Welcome to the modern world, Colorado!  And down with the Volstead Act!

Boardwalk Empire

Kish and I have watched the first two episodes of Boardwalk Empire, the new HBO series.  It is fabulous, and we are already fully and blissfully hooked.

Steve Buscemi as Nucky Thompson

For those of you who haven’t seen the show, it is the story of Atlantic City in 1920, as Prohibition is just beginning.  The focal point of the show is Enoch “Nucky” Thompson, an elected public servant who just happens to be the head of the Atlantic City underground.  Nucky is brilliantly played by Steve Buscemi.  As with so many HBO series, however, there are many other intriguing characters and historical figures who have their own subplots, including Arnold Rothstein (the gambler who fixed the 1919 World Series), a doughboy returned home from World War I who sees a life of crime as a way to make his way up in the world, an emotionally stunted IRS prohibition agent, a well-read female Irish immigrant who has been brutalized by her drunken husband, and Al Capone, among many, many others.
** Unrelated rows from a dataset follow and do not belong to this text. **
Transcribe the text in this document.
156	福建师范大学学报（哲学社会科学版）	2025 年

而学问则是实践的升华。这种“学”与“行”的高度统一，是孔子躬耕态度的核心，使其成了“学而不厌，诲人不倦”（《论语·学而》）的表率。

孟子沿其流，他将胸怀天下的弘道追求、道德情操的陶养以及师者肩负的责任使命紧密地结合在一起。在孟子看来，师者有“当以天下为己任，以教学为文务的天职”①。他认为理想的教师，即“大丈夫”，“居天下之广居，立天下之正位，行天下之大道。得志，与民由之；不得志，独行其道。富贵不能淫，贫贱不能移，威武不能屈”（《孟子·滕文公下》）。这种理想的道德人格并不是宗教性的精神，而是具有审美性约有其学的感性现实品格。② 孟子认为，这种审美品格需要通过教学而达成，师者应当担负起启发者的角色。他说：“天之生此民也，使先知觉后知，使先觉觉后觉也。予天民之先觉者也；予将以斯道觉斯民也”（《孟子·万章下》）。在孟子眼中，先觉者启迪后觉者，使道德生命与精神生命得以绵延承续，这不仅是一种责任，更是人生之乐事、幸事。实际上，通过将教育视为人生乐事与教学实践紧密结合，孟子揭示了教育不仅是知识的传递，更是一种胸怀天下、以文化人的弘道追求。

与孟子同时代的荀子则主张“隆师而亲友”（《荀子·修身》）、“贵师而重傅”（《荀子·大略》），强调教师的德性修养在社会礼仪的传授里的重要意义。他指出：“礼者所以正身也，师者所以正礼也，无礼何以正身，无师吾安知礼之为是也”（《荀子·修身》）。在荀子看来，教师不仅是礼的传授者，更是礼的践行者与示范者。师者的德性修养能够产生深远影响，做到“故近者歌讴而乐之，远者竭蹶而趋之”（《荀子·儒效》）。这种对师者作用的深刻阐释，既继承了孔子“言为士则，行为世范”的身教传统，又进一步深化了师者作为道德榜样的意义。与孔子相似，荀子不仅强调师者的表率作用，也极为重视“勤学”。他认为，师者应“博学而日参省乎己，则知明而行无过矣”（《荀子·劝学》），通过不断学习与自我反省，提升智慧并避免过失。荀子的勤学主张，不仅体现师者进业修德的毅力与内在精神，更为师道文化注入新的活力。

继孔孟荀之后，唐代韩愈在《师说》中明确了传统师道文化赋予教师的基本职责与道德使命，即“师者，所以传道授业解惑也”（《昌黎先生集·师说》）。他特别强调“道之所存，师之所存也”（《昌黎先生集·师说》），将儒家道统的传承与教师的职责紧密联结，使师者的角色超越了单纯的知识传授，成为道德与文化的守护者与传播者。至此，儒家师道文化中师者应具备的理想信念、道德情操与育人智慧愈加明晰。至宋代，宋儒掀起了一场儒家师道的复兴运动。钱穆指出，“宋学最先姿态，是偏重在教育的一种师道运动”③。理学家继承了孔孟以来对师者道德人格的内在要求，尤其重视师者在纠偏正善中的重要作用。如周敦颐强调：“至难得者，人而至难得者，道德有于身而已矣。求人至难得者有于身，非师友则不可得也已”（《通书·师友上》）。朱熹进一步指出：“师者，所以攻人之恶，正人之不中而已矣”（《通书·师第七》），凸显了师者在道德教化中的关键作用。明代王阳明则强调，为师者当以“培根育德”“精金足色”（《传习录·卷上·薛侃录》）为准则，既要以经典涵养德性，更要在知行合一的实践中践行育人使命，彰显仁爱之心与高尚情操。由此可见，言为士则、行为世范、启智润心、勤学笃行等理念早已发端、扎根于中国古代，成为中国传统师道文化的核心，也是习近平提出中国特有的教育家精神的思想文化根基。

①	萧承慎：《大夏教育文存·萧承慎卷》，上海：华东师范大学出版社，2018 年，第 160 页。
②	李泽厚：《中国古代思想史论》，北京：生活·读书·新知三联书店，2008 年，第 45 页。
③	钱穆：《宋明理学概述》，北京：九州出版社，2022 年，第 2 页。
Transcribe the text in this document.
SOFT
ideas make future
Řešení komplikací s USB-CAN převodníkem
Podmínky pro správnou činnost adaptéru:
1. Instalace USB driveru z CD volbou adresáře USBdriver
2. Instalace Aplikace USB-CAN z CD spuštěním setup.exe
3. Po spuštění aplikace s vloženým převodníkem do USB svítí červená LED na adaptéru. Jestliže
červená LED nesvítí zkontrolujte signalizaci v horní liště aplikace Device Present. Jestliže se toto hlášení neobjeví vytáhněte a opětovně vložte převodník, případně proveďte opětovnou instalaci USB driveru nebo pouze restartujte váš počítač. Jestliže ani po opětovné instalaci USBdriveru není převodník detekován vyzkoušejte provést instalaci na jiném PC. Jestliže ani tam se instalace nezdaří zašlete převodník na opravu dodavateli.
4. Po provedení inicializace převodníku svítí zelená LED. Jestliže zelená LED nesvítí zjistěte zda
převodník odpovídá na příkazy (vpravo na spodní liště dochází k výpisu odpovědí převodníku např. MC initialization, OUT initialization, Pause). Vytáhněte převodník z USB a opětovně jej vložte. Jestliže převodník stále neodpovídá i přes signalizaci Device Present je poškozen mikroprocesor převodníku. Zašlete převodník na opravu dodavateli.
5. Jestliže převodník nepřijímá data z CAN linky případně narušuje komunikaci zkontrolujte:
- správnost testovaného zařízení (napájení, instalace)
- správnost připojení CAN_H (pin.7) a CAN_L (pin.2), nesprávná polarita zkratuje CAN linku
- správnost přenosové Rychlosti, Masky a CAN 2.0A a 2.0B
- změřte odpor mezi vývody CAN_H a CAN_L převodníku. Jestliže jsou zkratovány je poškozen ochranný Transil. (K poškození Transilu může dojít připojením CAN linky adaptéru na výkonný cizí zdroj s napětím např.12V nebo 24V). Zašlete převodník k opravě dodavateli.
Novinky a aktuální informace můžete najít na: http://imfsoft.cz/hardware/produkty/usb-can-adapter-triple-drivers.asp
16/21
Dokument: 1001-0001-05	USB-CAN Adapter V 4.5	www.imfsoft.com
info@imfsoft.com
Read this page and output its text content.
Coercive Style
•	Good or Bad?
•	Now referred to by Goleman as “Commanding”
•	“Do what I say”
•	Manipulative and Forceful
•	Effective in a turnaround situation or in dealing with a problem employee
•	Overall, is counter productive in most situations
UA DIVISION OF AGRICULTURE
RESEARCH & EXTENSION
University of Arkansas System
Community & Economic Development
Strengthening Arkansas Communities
We will happily follow the serpentine twists and turns of the plots and subplots as the season progresses.

One of the things we enjoy most about HBO series is their ability to capture the mood and setting of long-gone places and times.  Deadwood, with its spot-on depiction of a brand-new, mud-spattered, lawless town founded on a gold boom, is a good example.  Boardwalk Empire is a worthy successor — and with Martin Scorsese directing, you would expect nothing less.  The sets, costumes, and scripts do a fantastic job of recreating the era, 90 years ago, when American tried to go dry and a boom in organized crime resulted.  It is one of those time periods that seems to have been lost in the shuffle, largely skipped over in American history class when the teacher went directly from World War I and the Treaty of Versailles to the stock market crash and the Great Depression, with perhaps only a brief mention of the Jazz Age and flappers.  I’m looking forward to learning a bit more about what that era was really like.